Oil slumped almost 50 per cent last year as Opec resisted calls to cut output even as the US pumped at the fastest pace in more than three decades. Saudi Arabia, the world’s biggest exporter, has chosen not to reduce supply and count instead on lower prices to stimulate demand, according to Mohammad Al Sabban, an adviser to the kingdom’s petroleum minister from 1988 to 2013.

“Crude production needs to slow down first to decelerate the speed of stockpiling, which is seen to be even faster than during the 2008 financial crisis,” Hong Sung Ki, a commodities analyst at Samsung Futures in Seoul, said by phone. “With Saudi Arabia, the market hardly reacted last week and will remain unchanged as King Salman is known to be very conservative.”

West Texas Intermediate for March delivery decreased as much as $1.24 to $44.35 a barrel in electronic trading on the New York Mercantile Exchange and was at $45.04 at 1.20pm Singapore time. The contract lost 72 cents to $45.59 on January 23, the lowest close since March 2009. The volume of all futures traded was more than double the 100-day average.

Brent for March settlement slid as much as 94 cents, or 1.9 per cent, to $47.85 a barrel on the London-based ICE Futures Europe exchange. It gained 27 cents to $48.79 on January 23. The European benchmark crude traded at a premium of $3.30 to WTI.

Crude stockpiles in the US, the world’s largest oil consumer, increased 7.4 per cent in December from a year ago, the API in Washington said in a monthly report on January 23. Production accelerated 16 per cent to 9.12 million barrels a day, the highest level for any month since February 1986, according to the industry group.

The nation’s oil boom has been driven by a combination of horizontal drilling and hydraulic fracturing, which has unlocked shale formations from Texas to North Dakota.

Saudi Arabia, Opec’s biggest producer, led the group’s strategy of maintaining production levels amid the market collapse.
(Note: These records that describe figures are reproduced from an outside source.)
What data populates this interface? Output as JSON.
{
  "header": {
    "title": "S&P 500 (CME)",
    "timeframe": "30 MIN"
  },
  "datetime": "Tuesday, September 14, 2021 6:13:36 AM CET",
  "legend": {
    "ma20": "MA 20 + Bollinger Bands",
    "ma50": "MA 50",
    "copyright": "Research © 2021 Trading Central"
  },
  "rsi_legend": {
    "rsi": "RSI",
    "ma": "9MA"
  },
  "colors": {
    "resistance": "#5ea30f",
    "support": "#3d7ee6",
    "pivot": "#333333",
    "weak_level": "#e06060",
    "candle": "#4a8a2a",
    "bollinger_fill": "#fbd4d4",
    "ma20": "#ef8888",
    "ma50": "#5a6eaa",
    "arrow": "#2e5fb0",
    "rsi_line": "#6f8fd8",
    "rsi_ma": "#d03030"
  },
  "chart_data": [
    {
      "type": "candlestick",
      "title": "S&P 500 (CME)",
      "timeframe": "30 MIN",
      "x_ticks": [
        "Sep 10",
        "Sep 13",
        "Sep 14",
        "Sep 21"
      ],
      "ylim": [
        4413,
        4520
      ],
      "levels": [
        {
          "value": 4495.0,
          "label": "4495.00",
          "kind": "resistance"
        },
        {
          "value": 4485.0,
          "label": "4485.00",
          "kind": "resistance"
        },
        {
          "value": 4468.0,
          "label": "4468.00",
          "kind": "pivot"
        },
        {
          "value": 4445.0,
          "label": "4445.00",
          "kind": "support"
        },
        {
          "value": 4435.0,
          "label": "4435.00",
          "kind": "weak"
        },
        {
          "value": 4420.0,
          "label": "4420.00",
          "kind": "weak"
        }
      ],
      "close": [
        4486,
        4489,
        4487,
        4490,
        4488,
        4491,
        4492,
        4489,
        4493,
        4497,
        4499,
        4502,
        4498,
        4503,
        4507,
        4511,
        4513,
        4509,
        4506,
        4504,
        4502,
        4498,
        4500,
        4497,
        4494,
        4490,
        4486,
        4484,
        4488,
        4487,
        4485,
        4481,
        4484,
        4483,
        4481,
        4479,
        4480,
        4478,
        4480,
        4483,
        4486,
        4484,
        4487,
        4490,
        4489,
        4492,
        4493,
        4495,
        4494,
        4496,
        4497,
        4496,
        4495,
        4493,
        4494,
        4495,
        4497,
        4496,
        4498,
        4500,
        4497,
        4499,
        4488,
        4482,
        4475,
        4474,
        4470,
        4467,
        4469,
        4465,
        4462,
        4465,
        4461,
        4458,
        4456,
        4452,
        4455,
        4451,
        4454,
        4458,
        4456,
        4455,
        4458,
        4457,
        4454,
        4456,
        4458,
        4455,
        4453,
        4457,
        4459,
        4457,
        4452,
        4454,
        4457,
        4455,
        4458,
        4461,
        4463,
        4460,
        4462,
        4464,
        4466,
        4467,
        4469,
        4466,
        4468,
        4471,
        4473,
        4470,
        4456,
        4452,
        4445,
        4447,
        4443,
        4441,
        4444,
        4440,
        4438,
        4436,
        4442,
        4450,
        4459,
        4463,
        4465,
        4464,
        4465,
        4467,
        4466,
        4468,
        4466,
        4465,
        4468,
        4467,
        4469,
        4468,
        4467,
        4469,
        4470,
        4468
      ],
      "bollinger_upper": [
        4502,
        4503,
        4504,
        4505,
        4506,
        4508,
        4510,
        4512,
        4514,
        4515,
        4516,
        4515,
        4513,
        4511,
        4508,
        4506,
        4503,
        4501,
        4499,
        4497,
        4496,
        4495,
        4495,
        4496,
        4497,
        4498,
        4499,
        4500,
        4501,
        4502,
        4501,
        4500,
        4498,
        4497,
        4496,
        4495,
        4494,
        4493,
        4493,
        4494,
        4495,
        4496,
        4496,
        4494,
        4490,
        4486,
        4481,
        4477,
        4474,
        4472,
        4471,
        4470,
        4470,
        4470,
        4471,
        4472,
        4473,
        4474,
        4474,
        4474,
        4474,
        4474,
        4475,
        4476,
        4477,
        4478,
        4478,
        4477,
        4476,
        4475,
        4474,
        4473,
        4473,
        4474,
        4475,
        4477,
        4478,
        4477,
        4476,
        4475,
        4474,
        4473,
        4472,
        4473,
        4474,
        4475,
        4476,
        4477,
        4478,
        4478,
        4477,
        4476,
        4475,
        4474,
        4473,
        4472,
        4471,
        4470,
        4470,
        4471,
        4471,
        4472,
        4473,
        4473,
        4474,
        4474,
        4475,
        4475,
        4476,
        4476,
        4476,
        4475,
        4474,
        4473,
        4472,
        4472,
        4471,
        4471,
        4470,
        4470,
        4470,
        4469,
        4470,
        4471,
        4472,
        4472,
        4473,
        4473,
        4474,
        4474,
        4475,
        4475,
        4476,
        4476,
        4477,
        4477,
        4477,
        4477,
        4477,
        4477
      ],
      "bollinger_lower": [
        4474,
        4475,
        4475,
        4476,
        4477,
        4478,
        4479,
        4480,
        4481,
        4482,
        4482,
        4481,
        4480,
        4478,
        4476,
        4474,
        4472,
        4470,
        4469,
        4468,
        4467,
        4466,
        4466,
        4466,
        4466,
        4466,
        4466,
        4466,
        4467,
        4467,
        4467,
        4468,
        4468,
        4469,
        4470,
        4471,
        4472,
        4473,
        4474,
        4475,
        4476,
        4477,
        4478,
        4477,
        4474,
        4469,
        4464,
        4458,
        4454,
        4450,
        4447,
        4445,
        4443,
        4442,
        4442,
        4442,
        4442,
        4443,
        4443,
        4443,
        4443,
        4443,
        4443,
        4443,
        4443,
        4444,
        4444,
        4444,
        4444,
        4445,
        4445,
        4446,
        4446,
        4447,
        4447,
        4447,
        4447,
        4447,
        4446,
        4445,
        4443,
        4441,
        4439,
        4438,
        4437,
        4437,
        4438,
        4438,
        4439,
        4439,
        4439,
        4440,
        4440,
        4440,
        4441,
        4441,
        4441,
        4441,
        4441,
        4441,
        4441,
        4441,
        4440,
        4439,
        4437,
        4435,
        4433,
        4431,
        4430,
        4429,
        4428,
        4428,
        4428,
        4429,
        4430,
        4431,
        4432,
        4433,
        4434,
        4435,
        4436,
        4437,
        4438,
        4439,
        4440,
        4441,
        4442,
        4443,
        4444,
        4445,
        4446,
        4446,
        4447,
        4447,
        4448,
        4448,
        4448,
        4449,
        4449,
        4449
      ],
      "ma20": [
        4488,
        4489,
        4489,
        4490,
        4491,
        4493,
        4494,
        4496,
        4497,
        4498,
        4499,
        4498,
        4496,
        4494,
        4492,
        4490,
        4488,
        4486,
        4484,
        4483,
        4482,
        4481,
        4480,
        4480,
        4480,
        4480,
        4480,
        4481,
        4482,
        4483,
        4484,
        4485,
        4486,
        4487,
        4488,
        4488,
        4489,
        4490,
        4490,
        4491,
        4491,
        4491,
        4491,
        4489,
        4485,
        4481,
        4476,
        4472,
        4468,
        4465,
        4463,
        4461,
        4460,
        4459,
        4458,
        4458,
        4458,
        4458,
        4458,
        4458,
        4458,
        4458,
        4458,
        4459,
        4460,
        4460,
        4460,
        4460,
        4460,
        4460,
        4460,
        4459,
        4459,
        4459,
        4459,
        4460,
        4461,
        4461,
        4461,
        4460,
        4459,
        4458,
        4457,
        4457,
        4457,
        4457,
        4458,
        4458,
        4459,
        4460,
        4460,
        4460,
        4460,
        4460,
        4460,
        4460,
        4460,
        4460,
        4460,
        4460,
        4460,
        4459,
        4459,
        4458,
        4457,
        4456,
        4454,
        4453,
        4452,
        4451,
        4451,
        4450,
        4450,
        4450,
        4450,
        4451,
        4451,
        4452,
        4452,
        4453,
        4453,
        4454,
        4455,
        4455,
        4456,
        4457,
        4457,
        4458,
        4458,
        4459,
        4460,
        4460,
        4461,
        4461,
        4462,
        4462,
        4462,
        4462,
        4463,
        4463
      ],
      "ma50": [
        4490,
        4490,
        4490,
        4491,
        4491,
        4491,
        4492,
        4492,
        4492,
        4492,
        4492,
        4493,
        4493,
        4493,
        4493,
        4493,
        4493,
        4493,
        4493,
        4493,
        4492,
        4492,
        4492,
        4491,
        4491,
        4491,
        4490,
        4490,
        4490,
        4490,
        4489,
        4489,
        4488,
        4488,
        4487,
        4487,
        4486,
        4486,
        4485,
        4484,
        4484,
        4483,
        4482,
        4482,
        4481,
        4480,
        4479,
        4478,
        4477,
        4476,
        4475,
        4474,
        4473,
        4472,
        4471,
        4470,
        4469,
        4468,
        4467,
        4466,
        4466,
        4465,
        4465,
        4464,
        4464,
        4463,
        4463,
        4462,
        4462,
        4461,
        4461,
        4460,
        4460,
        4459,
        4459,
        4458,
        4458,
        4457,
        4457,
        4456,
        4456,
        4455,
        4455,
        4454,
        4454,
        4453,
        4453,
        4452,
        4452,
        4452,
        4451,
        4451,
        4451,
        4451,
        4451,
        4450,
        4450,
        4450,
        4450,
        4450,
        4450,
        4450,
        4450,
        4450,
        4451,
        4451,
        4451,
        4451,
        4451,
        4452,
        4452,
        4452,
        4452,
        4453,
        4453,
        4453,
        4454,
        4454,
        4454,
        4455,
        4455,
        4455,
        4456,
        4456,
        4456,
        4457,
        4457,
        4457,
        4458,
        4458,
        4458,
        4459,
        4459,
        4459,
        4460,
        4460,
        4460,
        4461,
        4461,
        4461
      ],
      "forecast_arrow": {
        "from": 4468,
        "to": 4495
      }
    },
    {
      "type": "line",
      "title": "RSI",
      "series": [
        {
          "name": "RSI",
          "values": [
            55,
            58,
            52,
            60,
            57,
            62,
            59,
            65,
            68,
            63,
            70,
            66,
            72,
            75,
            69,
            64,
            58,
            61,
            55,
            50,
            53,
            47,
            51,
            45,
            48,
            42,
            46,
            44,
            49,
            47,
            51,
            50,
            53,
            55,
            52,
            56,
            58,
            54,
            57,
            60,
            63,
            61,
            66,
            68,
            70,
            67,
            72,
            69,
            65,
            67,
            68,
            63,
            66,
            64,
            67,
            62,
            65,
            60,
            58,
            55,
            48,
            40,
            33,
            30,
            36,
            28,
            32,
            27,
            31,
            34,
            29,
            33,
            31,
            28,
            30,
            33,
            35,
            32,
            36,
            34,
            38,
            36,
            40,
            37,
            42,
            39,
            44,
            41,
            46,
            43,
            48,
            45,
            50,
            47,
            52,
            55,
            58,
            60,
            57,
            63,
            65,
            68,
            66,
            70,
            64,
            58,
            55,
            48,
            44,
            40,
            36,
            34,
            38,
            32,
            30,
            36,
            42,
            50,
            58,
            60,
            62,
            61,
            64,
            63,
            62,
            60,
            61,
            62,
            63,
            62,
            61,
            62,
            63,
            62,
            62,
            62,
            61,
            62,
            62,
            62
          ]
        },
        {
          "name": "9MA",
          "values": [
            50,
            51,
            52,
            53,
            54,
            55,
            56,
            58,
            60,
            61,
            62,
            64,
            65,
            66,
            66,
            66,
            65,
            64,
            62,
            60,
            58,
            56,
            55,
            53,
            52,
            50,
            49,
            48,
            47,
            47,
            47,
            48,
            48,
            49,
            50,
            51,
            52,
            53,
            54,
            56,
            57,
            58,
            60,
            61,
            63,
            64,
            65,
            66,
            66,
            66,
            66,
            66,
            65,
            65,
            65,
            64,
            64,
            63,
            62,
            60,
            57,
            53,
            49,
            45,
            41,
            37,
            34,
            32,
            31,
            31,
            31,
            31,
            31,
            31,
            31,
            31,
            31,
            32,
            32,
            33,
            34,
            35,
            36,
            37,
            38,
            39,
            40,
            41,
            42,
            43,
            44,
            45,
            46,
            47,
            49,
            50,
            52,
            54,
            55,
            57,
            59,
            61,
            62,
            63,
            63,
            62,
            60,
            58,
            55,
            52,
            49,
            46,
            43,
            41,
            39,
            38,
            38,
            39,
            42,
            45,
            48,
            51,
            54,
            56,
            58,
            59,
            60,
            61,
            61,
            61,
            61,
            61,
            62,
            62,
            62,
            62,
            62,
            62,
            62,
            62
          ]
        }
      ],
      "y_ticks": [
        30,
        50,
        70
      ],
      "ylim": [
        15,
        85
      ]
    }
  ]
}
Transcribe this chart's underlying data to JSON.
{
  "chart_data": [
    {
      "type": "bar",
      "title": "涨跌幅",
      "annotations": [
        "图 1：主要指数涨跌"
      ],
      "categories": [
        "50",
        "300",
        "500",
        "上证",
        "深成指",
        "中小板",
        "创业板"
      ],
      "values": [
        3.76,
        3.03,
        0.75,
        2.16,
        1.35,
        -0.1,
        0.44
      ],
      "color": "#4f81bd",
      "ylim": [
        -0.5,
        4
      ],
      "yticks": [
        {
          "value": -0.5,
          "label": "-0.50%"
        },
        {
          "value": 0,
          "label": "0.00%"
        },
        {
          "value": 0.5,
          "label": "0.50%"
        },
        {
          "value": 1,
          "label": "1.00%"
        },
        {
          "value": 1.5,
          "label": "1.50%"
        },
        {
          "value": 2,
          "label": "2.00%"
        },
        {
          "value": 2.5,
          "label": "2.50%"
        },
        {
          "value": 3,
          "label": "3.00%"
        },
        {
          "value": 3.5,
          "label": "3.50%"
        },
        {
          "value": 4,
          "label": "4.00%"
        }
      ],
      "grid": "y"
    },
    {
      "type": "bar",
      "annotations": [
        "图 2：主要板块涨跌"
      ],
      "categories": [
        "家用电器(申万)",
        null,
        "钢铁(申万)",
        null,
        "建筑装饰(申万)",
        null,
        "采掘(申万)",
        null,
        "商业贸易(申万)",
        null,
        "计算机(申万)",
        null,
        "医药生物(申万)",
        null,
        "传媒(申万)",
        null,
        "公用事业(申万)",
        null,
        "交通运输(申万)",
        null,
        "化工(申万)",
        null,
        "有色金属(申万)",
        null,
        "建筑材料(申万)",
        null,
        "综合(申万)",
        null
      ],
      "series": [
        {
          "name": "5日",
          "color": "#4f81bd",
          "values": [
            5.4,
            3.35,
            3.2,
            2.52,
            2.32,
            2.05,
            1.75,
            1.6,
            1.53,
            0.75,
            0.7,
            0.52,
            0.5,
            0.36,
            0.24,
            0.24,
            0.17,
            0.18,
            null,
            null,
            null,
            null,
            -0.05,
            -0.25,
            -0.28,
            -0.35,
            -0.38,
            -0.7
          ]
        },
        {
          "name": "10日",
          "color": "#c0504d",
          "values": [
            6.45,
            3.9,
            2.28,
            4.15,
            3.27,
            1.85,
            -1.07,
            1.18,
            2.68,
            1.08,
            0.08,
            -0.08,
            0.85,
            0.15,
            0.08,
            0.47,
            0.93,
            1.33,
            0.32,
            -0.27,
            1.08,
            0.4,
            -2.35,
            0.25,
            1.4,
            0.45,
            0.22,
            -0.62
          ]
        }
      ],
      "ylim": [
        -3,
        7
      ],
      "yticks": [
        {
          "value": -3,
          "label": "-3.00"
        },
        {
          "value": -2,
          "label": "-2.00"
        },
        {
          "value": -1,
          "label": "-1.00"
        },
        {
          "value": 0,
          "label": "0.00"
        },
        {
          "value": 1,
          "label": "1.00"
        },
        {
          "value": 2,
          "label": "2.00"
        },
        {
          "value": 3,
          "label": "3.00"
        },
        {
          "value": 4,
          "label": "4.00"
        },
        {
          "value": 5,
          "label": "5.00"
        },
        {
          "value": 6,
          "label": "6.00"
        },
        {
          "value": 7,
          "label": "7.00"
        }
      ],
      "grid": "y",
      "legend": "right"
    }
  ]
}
While smaller members including Venezuela called for action to prop up prices, oil minister Ali Al-Naimi highlighted the need to preserve market share.

Mr Al-Naimi, who has driven decision-making since 1995, was retained by King Salman along with current Saudi ministers, according to the official Saudi Press Agency.

Opec, whose 12 members supply about 40 per cent of the world’s oil, decided at a November 27 meeting to maintain output quotas at a collective 30 million barrels a day. It pumped 30.2 million a day in December, exceeding that target for a seventh straight month, a Bloomberg survey of companies, producers and analysts shows.